I've been keeping tabs on the reddit real estate investing subs lately trying to figure out how all that financing gimmickry works-- like, it drives me bonkers that people who want to buy a house and flip it or rent it out, have access to completely different types of financing than people who just want to buy a house to live in, and I *need* to understand how this works, or the walls close in and hope departs.

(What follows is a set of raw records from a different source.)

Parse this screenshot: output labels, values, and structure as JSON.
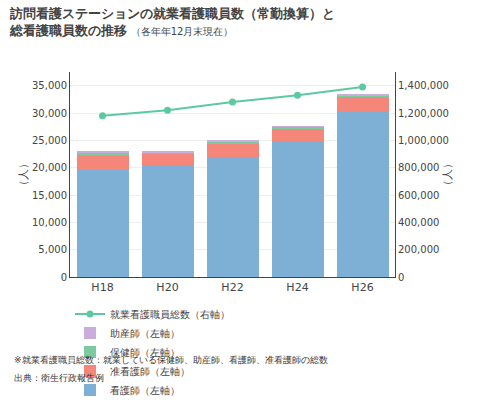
{
  "chart_data": {
    "type": "bar",
    "title": "訪問看護ステーションの就業看護職員数（常勤換算）と\n総看護職員数の推移",
    "subtitle": "（各年年12月末現在）",
    "ylabel": "（人）",
    "y2label": "（人）",
    "categories": [
      "H18",
      "H20",
      "H22",
      "H24",
      "H26"
    ],
    "stacked": true,
    "series": [
      {
        "name": "看護師（左軸）",
        "type": "bar",
        "color": "#7EB0D5",
        "values": [
          19500,
          20500,
          22000,
          24800,
          30200
        ]
      },
      {
        "name": "准看護師（左軸）",
        "type": "bar",
        "color": "#F4877A",
        "values": [
          2900,
          2000,
          2500,
          2400,
          2800
        ]
      },
      {
        "name": "保健師（左軸）",
        "type": "bar",
        "color": "#7DC9A0",
        "values": [
          450,
          350,
          320,
          280,
          280
        ]
      },
      {
        "name": "助産師（左軸）",
        "type": "bar",
        "color": "#C9AEDD",
        "values": [
          100,
          100,
          100,
          100,
          100
        ]
      },
      {
        "name": "就業看護職員総数（右軸）",
        "type": "line",
        "axis": "y2",
        "color": "#5DC9A0",
        "marker": "circle",
        "line_style": "solid",
        "values": [
          1180000,
          1220000,
          1280000,
          1330000,
          1390000
        ]
      }
    ],
    "ylim": [
      0,
      37500
    ],
    "yticks": [
      0,
      {
        "value": 5000,
        "label": "5,000"
      },
      {
        "value": 10000,
        "label": "10,000"
      },
      {
        "value": 15000,
        "label": "15,000"
      },
      {
        "value": 20000,
        "label": "20,000"
      },
      {
        "value": 25000,
        "label": "25,000"
      },
      {
        "value": 30000,
        "label": "30,000"
      },
      {
        "value": 35000,
        "label": "35,000"
      }
    ],
    "y2lim": [
      0,
      1500000
    ],
    "y2ticks": [
      0,
      {
        "value": 200000,
        "label": "200,000"
      },
      {
        "value": 400000,
        "label": "400,000"
      },
      {
        "value": 600000,
        "label": "600,000"
      },
      {
        "value": 800000,
        "label": "800,000"
      },
      {
        "value": 1000000,
        "label": "1,000,000"
      },
      {
        "value": 1200000,
        "label": "1,200,000"
      },
      {
        "value": 1400000,
        "label": "1,400,000"
      }
    ],
    "grid": true,
    "legend": "bottom",
    "annotations": [
      "※就業看護職員総数：就業している保健師、助産師、看護師、准看護師の総数",
      "出典：衛生行政報告例"
    ]
  }
}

And this is not all being driven by the big firms. The pricing is driven by them, but the rush into REI is also a lot of just-some-dude types who've decided that being a landlord is the next Bitcoin. They're going into serious debt to do this, and counting on being able to collect enough rent to make a profit and service multiple high-interest loans, which is why rents are getting so ridiculous. That's not going to last in a declining economy, and as soon as we reach a critical mass of people not being able to afford the rent anymore, the whole thing tips over into the canyon. As Charles Hugh Smith points out, repeatedly, the working class is already up against the wall. We are paying as much as we can possibly pay for rent already. There's no squeezing out more, and groceries aren't getting any cheaper. So at some point very soon, a lot of us are going to lose the ability to keep paying, and either end up homeless or move into Uncle Bob's garage-- and then nobody will be paying rent on that dwelling. They're so heavily leveraged that lowering the rent isn't an option: they wouldn't be able to service the loan. The avalanche happens when these guys start defaulting. And they will: what they're doing is radically unsustainable. There'll likely be a little hang-time where everybody's hanging on for dear life, hoping things turn around. After that, only the big investors will still be in the market, the small fry cash investors will not be lining up to get burned again very soon. And they are the ones crowding us out of the market where we live. That might not be true of places where the big companies are heavily involved, like Atlanta and Charlotte, but it'll be enough in a lot of places, for regular people to finally afford a home. I think. I hope.

(no subject)

Date: 2024-05-19 03:45 pm (UTC)
methylethyl: (Default)
From: [personal profile] methylethyl
We've been out there looking since 2020. Made four offers on houses that were reasonable. Every offer fell through as we were outbid by investors who could overpay and offer cash without inspection. Most recent offer less than six months ago. At least in our area, this is definitely not over yet.

I think we may have peaked already, but there's a lag where people try to hang onto their "investments". The real excitement happens when the bankruptcies get going.